De appellant betwist de weigering van de vergunning voor het houden van 10 paarden op basis van de Wet ammoniak en veehouderij. Hij stelt dat de paarden hobbymatig worden gehouden en daarom buiten de beoordeling van de milieugevolgen van de inrichting zouden moeten blijven. De Afdeling bestuursrechtspraak van de Raad van State heeft echter vastgesteld dat het houden van de paarden plaatsvindt op het perceel van de inrichting en dat de stallen zich in het magazijn van het tuincentrum bevinden.

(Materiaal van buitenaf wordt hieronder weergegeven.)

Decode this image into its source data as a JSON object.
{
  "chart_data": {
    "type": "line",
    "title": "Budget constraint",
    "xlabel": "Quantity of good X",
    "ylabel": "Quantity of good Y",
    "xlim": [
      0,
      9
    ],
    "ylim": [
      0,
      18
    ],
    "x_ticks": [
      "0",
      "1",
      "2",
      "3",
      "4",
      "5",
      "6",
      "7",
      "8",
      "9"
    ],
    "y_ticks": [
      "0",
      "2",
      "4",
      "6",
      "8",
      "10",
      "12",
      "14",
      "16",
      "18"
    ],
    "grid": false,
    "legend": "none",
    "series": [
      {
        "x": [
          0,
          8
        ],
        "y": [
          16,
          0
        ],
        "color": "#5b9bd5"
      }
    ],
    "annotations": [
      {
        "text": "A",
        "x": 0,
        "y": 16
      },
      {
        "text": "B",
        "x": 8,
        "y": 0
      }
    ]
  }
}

Hierdoor is het houden van de paarden een activiteit die niet buiten de beoordeling van de milieugevolgen kan worden gelaten.

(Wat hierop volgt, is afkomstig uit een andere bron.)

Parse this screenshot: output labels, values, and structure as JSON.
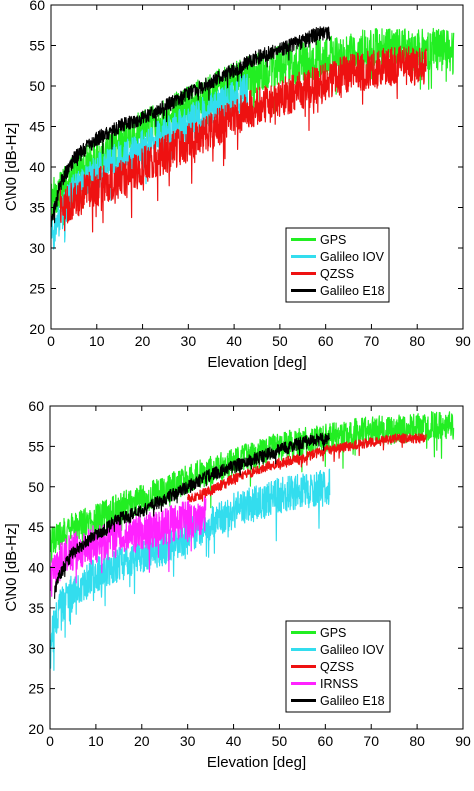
{
  "chart_data": [
    {
      "type": "line",
      "xlabel": "Elevation [deg]",
      "ylabel": "C\\N0 [dB-Hz]",
      "xlim": [
        0,
        90
      ],
      "ylim": [
        20,
        60
      ],
      "xticks": [
        0,
        10,
        20,
        30,
        40,
        50,
        60,
        70,
        80,
        90
      ],
      "yticks": [
        20,
        25,
        30,
        35,
        40,
        45,
        50,
        55,
        60
      ],
      "grid": false,
      "legend_position": "lower-right",
      "series": [
        {
          "name": "GPS",
          "color": "#22ee22",
          "x": [
            0,
            2,
            5,
            10,
            15,
            20,
            25,
            30,
            35,
            40,
            45,
            50,
            55,
            60,
            65,
            70,
            75,
            80,
            85,
            88
          ],
          "y": [
            36,
            37,
            39,
            41,
            43,
            44.5,
            46,
            47.5,
            49,
            50.5,
            51.5,
            52.5,
            53,
            53.5,
            54,
            54.5,
            54.5,
            54.5,
            54.5,
            54
          ],
          "noise": 2.6
        },
        {
          "name": "Galileo IOV",
          "color": "#33ddee",
          "x": [
            0,
            2,
            5,
            10,
            15,
            20,
            25,
            30,
            35,
            40,
            43
          ],
          "y": [
            31,
            34,
            37,
            39.5,
            41,
            42.5,
            44,
            45.5,
            47,
            48.5,
            49.5
          ],
          "noise": 2.2
        },
        {
          "name": "QZSS",
          "color": "#ee1111",
          "x": [
            2,
            5,
            10,
            15,
            20,
            25,
            30,
            35,
            40,
            45,
            50,
            55,
            60,
            65,
            70,
            75,
            80,
            82
          ],
          "y": [
            35,
            36,
            37.5,
            38.5,
            40,
            41.5,
            43,
            44.5,
            46,
            47.5,
            48.5,
            49.5,
            50.5,
            51.5,
            52,
            52.5,
            52.5,
            52.5
          ],
          "noise": 2.4
        },
        {
          "name": "Galileo E18",
          "color": "#000000",
          "x": [
            0,
            2,
            5,
            10,
            15,
            20,
            25,
            30,
            35,
            40,
            45,
            50,
            55,
            58,
            61
          ],
          "y": [
            33,
            38,
            41,
            43.5,
            45,
            46,
            47.5,
            49,
            50.5,
            52,
            53.5,
            54.5,
            55.5,
            56.5,
            56.5
          ],
          "noise": 0.9
        }
      ]
    },
    {
      "type": "line",
      "xlabel": "Elevation [deg]",
      "ylabel": "C\\N0 [dB-Hz]",
      "xlim": [
        0,
        90
      ],
      "ylim": [
        20,
        60
      ],
      "xticks": [
        0,
        10,
        20,
        30,
        40,
        50,
        60,
        70,
        80,
        90
      ],
      "yticks": [
        20,
        25,
        30,
        35,
        40,
        45,
        50,
        55,
        60
      ],
      "grid": false,
      "legend_position": "lower-right",
      "series": [
        {
          "name": "GPS",
          "color": "#22ee22",
          "x": [
            0,
            2,
            5,
            10,
            15,
            20,
            25,
            30,
            35,
            40,
            45,
            50,
            55,
            60,
            65,
            70,
            75,
            80,
            85,
            88
          ],
          "y": [
            43,
            44,
            45,
            46,
            47.5,
            48.5,
            49.5,
            51,
            52,
            53,
            54,
            55,
            55.5,
            56,
            56.5,
            57,
            57,
            57.5,
            57.5,
            57.5
          ],
          "noise": 1.8
        },
        {
          "name": "Galileo IOV",
          "color": "#33ddee",
          "x": [
            0,
            2,
            5,
            10,
            15,
            20,
            25,
            30,
            35,
            40,
            45,
            50,
            55,
            61
          ],
          "y": [
            31,
            35,
            37,
            39,
            40.5,
            41.5,
            42.5,
            44,
            45.5,
            47,
            48,
            49,
            49.5,
            50
          ],
          "noise": 2.2
        },
        {
          "name": "QZSS",
          "color": "#ee1111",
          "x": [
            30,
            35,
            40,
            45,
            50,
            55,
            60,
            65,
            70,
            75,
            80,
            82
          ],
          "y": [
            48.5,
            49.5,
            51,
            52,
            53,
            53.5,
            54.5,
            55,
            55.5,
            56,
            56,
            56
          ],
          "noise": 0.6
        },
        {
          "name": "IRNSS",
          "color": "#ff22ff",
          "x": [
            0,
            2,
            5,
            10,
            15,
            20,
            25,
            30,
            34
          ],
          "y": [
            38,
            40.5,
            42,
            43,
            43.5,
            44.5,
            45,
            46,
            46.5
          ],
          "noise": 2.4
        },
        {
          "name": "Galileo E18",
          "color": "#000000",
          "x": [
            1,
            2,
            5,
            10,
            15,
            20,
            25,
            30,
            35,
            40,
            45,
            50,
            55,
            61
          ],
          "y": [
            37,
            39,
            42,
            44,
            46,
            47,
            48.5,
            50,
            51.5,
            52.5,
            53.5,
            54.5,
            55.5,
            56
          ],
          "noise": 0.8
        }
      ]
    }
  ]
}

De Afdeling concludeert dat de inrichting moet worden aangemerkt als een veehouderij volgens de Wet ammoniak en veehouderij, en dat de aanvraag om vergunning terecht is getoetst aan deze wet. De Afdeling oordeelt dat de appellant niet in zijn standpunt kan worden gevolgd en dat er geen aanleiding is om de aanvraag aan te passen. Het beroep van de appellant wordt ongegrond verklaard, en er bestaat geen aanleiding voor een proceskostenveroordeling.

Uitspraak

200605508/1.
Datum uitspraak: 4 april 2007
AFDELING
BESTUURSRECHTSPRAAK
Uitspraak in het geding tussen:
[appellant], wonend te Valkenswaard,
en
het college van burgemeester en wethouders van Valkenswaard,
verweerder.
1.    Procesverloop
Bij besluit van 27 juni 2006 heeft verweerder aan appellant een revisievergunning als bedoeld in artikel 8.4, eerste lid, van de Wet milieubeheer deels verleend en deels geweigerd voor een tuincentrum met vuurwerkopslag en -verkoop, gelegen aan de [locatie] te Valkenswaard. Dit besluit is op 13 juli 2006 ter inzage gelegd.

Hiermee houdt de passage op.